Sollte es sich tatsächlich um die Terror handeln, muss ein Teil der Geschichte womöglich umgeschrieben werden. Denn Fundort und Zustand des Wracks legen nach Ansicht seiner Finder nahe, dass die Terror nicht, wie oft vermutet, vom Polareis zermalmt wurde. Vielmehr wurde das Schiff von der verzweifelten Besatzung offenbar winterfest gemacht und verlassen, bevor es später sank. Womöglich benutzte die durch Hunger und Kälte bereits dezimierte Mannschaft dann das zweite Schiff Erebus zu einem letzten Rettungsversuch. Als auch das nicht klappte, sollen Teile der Besatzung laut Aufzeichnungen nahe der Fundstelle bei dem Versuch umgekommen sein, sich zu Fuß in Sicherheit zu bringen.

Wie schon beim Fund der Erebus vor zwei Jahren kam auch dieses Mal der entscheidende Tipp von den Inuit-Ureinwohnern. Kanadischen Medienberichten zufolge hatte ein Jäger aus der Arktisgemeinde Gjoa Haven bei einer Ausfahrt mit dem Motorschlitten im Winter in der fraglichen Bucht ein mysteriöses, aus dem Eis ragendes Holzstück gefunden, das einem Schiffsmast glich. Als die Forscher die Stelle jetzt im Sommer aufsuchten, fanden sie nach mehr als eineinhalb Jahrhunderten die untergegangene Terror – und die Sensation war perfekt.

Sir John Franklins Expedition

Unglück Die Expedition Franklins ist bis heute die größte Tragödie der Geschichte der Arktisforschung. Alle 129 Teilnehmer kamen ums Leben, beide Schiffe – die Erebus und die Terror – verschwanden im Eis der Nordwestpassage.  Der Brite   wollte einen Seeweg durch die Inselwelt der Arktis finden, um die Fahrt von Europa nach Asien zu verkürzen.

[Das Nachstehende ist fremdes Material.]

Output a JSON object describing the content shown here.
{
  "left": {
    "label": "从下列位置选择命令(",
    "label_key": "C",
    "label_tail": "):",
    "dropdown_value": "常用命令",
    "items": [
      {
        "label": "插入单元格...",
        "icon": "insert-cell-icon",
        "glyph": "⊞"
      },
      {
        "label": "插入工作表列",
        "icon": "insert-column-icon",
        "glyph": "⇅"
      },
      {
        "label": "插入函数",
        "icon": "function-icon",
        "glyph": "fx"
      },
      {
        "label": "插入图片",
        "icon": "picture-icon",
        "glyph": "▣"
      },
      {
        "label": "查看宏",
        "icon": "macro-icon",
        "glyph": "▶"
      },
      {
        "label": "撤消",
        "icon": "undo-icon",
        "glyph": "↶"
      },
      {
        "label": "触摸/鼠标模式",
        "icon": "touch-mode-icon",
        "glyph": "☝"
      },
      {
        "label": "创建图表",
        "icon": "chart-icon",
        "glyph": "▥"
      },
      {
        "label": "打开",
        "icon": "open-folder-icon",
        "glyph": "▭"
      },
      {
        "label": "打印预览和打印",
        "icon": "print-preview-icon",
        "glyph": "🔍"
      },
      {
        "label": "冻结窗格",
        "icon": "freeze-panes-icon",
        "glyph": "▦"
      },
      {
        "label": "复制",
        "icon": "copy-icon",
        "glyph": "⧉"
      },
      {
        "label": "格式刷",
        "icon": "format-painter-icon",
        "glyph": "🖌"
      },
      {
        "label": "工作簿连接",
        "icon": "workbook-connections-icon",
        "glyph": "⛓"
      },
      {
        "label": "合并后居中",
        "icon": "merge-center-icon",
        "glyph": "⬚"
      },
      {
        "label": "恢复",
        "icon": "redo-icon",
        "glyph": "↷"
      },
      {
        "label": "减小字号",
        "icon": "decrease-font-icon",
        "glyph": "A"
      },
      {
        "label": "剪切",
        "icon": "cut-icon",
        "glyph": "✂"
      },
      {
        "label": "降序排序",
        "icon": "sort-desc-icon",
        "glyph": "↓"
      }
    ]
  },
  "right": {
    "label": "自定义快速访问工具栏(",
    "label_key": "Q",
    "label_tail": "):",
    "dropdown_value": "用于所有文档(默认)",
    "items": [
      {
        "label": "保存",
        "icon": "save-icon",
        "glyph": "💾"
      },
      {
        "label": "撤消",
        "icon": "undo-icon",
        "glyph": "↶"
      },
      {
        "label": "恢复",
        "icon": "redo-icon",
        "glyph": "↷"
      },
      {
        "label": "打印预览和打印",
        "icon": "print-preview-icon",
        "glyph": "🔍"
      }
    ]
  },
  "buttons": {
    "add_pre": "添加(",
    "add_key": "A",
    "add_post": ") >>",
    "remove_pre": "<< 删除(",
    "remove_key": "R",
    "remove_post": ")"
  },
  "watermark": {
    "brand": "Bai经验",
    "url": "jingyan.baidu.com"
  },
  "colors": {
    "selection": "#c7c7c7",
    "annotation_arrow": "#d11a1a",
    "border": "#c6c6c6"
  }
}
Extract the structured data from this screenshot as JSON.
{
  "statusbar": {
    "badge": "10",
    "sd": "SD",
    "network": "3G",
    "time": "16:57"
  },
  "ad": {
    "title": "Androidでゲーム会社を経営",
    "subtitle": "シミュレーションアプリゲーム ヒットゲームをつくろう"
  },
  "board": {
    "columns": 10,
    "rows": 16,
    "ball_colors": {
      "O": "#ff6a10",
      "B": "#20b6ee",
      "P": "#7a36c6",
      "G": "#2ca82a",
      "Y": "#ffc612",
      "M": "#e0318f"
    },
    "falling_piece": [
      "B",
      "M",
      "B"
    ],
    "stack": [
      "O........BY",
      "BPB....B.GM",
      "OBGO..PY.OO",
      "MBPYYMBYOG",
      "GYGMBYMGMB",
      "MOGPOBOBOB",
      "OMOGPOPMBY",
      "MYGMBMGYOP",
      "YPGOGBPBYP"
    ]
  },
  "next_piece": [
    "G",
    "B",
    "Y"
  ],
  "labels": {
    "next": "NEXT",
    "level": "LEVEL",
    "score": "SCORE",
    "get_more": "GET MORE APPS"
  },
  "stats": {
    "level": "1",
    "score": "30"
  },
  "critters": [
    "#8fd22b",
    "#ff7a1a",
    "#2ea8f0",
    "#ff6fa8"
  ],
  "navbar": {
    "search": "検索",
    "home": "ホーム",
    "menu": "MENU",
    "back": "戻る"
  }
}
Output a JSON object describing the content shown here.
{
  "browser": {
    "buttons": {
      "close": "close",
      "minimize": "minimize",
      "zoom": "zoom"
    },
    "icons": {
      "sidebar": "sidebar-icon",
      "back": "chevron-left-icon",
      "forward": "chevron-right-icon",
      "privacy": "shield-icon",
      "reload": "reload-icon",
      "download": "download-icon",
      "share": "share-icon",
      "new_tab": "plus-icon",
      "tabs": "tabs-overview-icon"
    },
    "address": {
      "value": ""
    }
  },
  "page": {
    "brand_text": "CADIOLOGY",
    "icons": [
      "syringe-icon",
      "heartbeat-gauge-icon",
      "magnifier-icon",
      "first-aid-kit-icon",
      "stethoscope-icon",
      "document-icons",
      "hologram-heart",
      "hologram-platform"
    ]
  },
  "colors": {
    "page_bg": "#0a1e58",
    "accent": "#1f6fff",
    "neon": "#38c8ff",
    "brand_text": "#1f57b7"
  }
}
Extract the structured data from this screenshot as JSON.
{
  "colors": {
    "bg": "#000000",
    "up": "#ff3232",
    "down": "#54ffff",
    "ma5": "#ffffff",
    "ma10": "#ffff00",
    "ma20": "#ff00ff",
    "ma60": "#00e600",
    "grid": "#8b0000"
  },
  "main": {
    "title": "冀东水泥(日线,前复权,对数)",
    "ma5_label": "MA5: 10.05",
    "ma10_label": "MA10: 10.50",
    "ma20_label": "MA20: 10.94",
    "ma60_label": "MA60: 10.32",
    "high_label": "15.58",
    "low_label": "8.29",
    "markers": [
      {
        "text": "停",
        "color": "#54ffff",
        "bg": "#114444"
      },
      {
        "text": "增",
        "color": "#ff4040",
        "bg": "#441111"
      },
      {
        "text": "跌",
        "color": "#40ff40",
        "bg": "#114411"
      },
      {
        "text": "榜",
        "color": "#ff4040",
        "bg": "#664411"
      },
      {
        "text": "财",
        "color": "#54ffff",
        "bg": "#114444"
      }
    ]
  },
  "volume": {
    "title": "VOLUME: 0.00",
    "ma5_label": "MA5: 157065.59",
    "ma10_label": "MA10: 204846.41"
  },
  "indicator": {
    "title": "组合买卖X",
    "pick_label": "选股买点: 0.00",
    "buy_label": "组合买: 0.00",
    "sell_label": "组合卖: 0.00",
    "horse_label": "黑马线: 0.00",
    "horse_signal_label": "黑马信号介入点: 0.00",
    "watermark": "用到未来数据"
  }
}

Verlauf Die Expedition begann im Mai 1845, doch im Herbst 1846 steckten die Schiffe im Eis fest. Franklin, der die Erebus kommandierte, starb 1847 an Bord. Stellvertreter Francis Crozier gab die Schiffe im Frühjahr 1848 auf und machte sich mit 105 Überlebenden auf den Weg nach Süden, um einen Handelsposten zu erreichen. Keiner kam an, die Schiffe blieben verschollen.

Suche
Im September 2014 wurde nahe der Adelaide-Halbinsel die Erebus entdeckt. Nun hat das Forschungsschiff Martin Bergmann offenbar auch die Terror aufgespürt. Echolot-Daten vom 3. September wurden später durch Aufnahmen eines ferngesteuerten Unterwasserfahrzeugs bestätigt. Die Forscher hoffen nun, offene Fragen der Expedition klären zu können.   Der frühere kanadische Premier Stephen Harper hatte sich vehement für die Suche eingesetzt. Für ihn war die Geschichte der Franklin-Expedition ein Argument für die Souveränität Kanadas in der Arktis. Die Nordwestpassage ist durch den Rückzug des Eises längst passierbar. Während Kanada diesen Seeweg als internes Gewässer unter seiner Hoheit betrachtet, bestreiten USA und EU dies.